Today was supposed to be an easy day. Today was supposed to be downhill and little milage. Today, we were supposed to get to the Dayville Presbyterian Church early. Instead, we were changing our third flat tire of the day.
I know, I know. This is what bike touring is all about. This is “what makes us stronger”. These are the hard days that make it all worth is. It also sucks. It turns a rest day into a long drawn-out pain-in-the-butt-day.
I hadn’t patched tubes in days. And the two extra tubes that we had left were already on my bike and hers, put there at 6 a.m. and 15 minutes before. And so we sat down on the hot, windy road and started patching.
A truck, going to opposite direction pulled up. “You girls need help?”
“We’re going the other direction,” we said in unison, both trying to paste a fake smile on our exasperated faces.

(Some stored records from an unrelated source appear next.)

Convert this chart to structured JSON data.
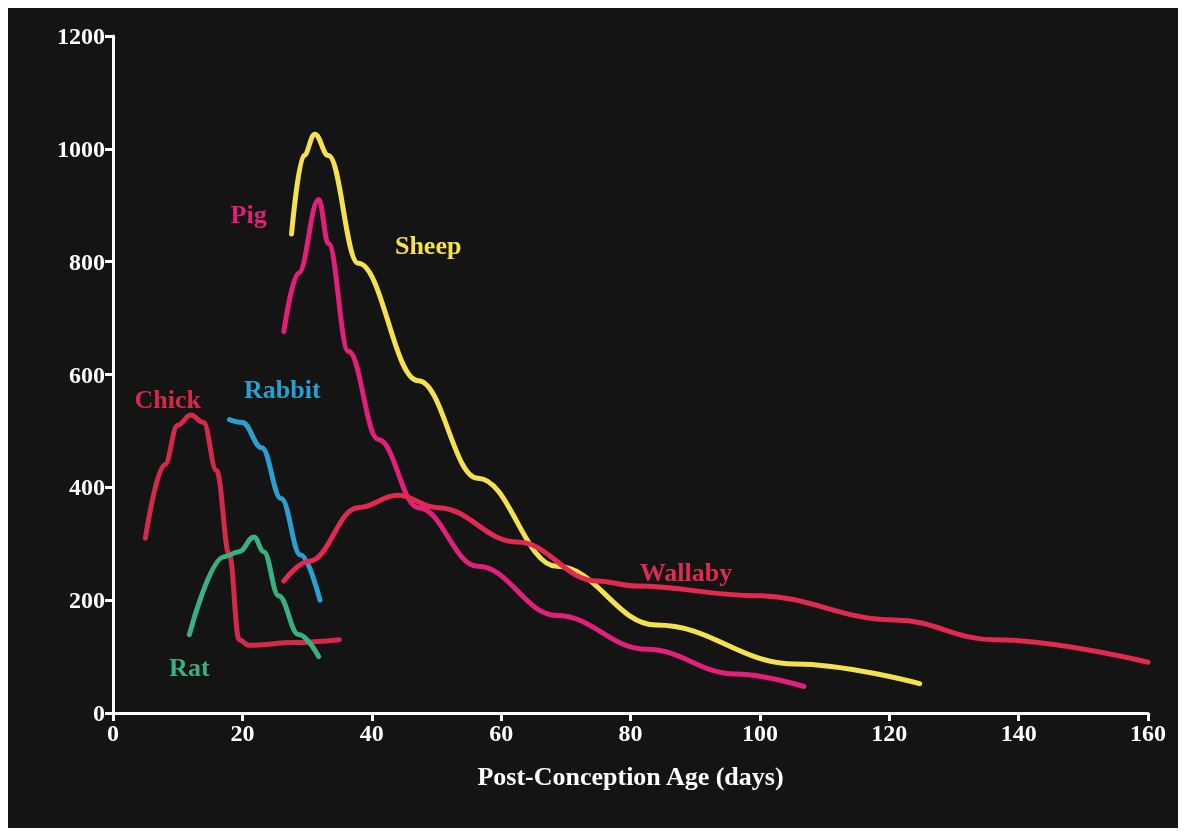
{
  "chart_data": {
    "type": "line",
    "xlabel": "Post-Conception Age (days)",
    "xlim": [
      0,
      160
    ],
    "xticks": [
      0,
      20,
      40,
      60,
      80,
      100,
      120,
      140,
      160
    ],
    "ylim": [
      0,
      1200
    ],
    "yticks": [
      0,
      200,
      400,
      600,
      800,
      1000,
      1200
    ],
    "grid": false,
    "legend": false,
    "marker": "none",
    "line_style": "solid",
    "series": [
      {
        "name": "Chick",
        "color": "#d42a4a",
        "x": [
          5,
          8,
          10,
          12,
          14,
          16,
          18,
          19.5,
          21,
          28,
          35
        ],
        "values": [
          310,
          440,
          510,
          528,
          515,
          430,
          280,
          130,
          120,
          125,
          130
        ]
      },
      {
        "name": "Rabbit",
        "color": "#2a9fd0",
        "x": [
          18,
          20,
          23,
          26,
          29,
          32
        ],
        "values": [
          520,
          515,
          470,
          380,
          280,
          200
        ]
      },
      {
        "name": "Rat",
        "color": "#3aaf80",
        "x": [
          11.8,
          17.2,
          19.5,
          21.8,
          23.3,
          25.6,
          28.7,
          31.8
        ],
        "values": [
          139,
          277,
          286,
          312,
          286,
          208,
          139,
          100
        ]
      },
      {
        "name": "Pig",
        "color": "#e0207a",
        "x": [
          26.4,
          28.7,
          31.8,
          33.3,
          36.4,
          41,
          47.2,
          56.4,
          68.6,
          82.5,
          96.3,
          106.8
        ],
        "values": [
          676,
          780,
          910,
          832,
          641,
          485,
          364,
          260,
          173,
          113,
          69,
          47
        ]
      },
      {
        "name": "Sheep",
        "color": "#f5e050",
        "x": [
          27.6,
          29.5,
          31.2,
          33.3,
          37.9,
          47.2,
          56.4,
          68.6,
          84,
          105.5,
          124.7
        ],
        "values": [
          849,
          988,
          1026,
          988,
          797,
          589,
          416,
          260,
          156,
          87,
          52
        ]
      },
      {
        "name": "Wallaby",
        "color": "#e02a50",
        "x": [
          26.4,
          30.3,
          37.9,
          44,
          50.2,
          62.5,
          74.8,
          80.9,
          99.4,
          120.9,
          136.2,
          160
        ],
        "values": [
          234,
          269,
          364,
          386,
          364,
          303,
          234,
          225,
          208,
          165,
          130,
          90
        ]
      }
    ]
  }
}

“Well, that’s okay girls.” And in a haze of motion we were in his truck.
No, I don’t feel bad about hitch-hiking the last few miles to Dayville.
Later that night, after we had put up with the weird guy who was also staying in the church, Melissa started to pump up the third tube of the day. I could hear the air flowing in and out of the hand pump and then suddenly, the loudest popping sound I have ever heard. I ran in the other room and saw Melissa standing with her back to the bike, her hands over her ears. And there was our fourth flat of the day. And this time, all we could do was laugh.
This stain glass window was given to the Dayville Presbyterian Church by a cyclist. Their doors are never locked; open for anyone passing by.